O raio gourmetizador


“É de quê o sanduíche?”, perguntou a moça, parecendo faminta após o debate no Largo de São Francisco da Prainha.

“Pão com linguiça”, respondeu o Raphael Vidal, na dupla missão de organizador do evento e vendedor da barraquinha.

“O que leva?”, prosseguiu ela.

“Pão. E linguiça.”

Simples e direto, Vidal se recusara a lançar mão do raio gourmetizador que transforma os pratos numa versão falseada de si mesmos. À moça, restou sorrir.

O tal raio não virou meme à toa.
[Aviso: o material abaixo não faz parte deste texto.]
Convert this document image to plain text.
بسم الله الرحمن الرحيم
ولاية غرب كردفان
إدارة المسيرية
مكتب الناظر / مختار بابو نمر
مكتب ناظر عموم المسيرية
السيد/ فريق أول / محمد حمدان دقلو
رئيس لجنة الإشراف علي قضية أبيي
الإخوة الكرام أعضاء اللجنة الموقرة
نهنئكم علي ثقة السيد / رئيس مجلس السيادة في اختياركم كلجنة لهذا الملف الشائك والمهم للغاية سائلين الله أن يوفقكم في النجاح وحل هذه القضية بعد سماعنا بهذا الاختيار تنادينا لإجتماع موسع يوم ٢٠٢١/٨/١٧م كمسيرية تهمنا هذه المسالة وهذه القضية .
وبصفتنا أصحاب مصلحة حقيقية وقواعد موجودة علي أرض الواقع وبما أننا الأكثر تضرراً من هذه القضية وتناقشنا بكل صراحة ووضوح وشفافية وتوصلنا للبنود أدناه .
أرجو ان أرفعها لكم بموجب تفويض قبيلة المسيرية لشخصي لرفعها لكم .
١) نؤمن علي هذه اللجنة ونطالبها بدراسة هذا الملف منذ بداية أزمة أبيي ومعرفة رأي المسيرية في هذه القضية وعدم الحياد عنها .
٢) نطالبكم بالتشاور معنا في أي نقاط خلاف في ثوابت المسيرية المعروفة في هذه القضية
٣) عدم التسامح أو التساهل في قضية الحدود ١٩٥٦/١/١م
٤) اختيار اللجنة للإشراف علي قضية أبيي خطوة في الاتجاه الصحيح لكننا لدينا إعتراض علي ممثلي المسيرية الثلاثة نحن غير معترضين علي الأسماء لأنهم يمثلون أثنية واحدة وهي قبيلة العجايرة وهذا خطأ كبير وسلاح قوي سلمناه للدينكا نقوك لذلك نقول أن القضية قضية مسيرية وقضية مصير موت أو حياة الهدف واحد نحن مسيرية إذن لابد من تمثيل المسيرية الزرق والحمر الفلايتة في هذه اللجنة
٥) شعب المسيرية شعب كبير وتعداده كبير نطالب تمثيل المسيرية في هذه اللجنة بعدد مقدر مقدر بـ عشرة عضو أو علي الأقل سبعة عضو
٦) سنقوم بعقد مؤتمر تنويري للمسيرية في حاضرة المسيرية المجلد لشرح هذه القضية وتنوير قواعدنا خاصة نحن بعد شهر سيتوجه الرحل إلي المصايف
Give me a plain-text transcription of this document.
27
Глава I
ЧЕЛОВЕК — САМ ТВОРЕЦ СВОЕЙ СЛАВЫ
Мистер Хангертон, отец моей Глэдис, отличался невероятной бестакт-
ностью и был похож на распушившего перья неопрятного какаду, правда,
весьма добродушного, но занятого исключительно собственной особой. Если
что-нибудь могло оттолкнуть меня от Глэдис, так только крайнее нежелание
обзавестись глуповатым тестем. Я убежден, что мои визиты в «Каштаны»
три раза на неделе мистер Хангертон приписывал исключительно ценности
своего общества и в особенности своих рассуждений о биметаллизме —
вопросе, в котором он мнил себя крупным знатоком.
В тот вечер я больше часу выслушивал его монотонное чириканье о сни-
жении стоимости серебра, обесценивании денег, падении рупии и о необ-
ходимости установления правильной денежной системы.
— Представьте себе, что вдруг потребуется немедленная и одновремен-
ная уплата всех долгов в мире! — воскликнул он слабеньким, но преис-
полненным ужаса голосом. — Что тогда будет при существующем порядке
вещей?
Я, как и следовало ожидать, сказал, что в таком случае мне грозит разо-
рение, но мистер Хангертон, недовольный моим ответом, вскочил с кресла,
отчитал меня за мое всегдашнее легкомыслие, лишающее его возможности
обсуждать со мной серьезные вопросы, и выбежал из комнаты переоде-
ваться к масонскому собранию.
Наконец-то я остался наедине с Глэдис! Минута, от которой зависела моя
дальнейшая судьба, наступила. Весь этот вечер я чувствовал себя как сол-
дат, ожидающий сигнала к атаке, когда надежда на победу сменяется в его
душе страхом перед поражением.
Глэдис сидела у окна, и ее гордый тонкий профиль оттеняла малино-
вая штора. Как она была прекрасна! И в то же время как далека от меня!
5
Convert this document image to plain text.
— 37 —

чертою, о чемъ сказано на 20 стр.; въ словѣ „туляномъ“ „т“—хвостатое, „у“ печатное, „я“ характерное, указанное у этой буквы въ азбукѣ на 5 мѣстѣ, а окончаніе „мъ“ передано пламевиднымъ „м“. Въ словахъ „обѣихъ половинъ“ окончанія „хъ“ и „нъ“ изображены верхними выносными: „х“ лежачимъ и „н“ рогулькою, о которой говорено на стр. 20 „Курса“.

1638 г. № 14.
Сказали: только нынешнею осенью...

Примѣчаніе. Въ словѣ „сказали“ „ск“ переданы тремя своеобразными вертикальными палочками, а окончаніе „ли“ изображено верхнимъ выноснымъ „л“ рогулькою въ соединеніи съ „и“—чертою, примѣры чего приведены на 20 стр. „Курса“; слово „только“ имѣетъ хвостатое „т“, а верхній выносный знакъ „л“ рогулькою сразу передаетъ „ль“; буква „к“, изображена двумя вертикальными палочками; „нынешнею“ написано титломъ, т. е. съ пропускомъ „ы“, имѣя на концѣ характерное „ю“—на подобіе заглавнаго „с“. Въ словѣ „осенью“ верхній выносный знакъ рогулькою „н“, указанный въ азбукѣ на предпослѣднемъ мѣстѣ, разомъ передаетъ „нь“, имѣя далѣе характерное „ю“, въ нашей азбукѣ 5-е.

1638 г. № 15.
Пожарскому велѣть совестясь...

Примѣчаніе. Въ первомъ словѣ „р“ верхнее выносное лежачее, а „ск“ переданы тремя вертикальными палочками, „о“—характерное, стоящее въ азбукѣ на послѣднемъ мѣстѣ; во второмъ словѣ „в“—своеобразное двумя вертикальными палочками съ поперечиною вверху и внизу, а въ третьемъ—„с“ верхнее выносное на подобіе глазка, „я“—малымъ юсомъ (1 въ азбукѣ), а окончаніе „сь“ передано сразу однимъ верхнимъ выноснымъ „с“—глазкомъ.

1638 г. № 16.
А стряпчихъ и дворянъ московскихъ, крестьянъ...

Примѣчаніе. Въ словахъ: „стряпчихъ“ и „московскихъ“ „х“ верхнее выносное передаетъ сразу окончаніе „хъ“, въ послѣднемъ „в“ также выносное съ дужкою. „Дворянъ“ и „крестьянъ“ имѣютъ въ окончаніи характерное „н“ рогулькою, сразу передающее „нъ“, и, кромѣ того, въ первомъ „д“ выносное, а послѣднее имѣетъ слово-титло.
E talvez o melhor caminho seja este mesmo: explicitar, com humor, o patético de se entrar no restaurante e ver a velha e boa lasanha à bolonhesa transformada em “ragu entremeado por lâminas de massa artesanal e chantilly de queijo”.

Dia desses um conhecido chef francês falava na TV sobre sua nova criação. O nome do sanduíche — que tentei sem sucesso decorar, tamanha a complicação — sugeria tudo, exceto o que a câmera por fim revelara. Uma trivial baguete recheada de carne assada.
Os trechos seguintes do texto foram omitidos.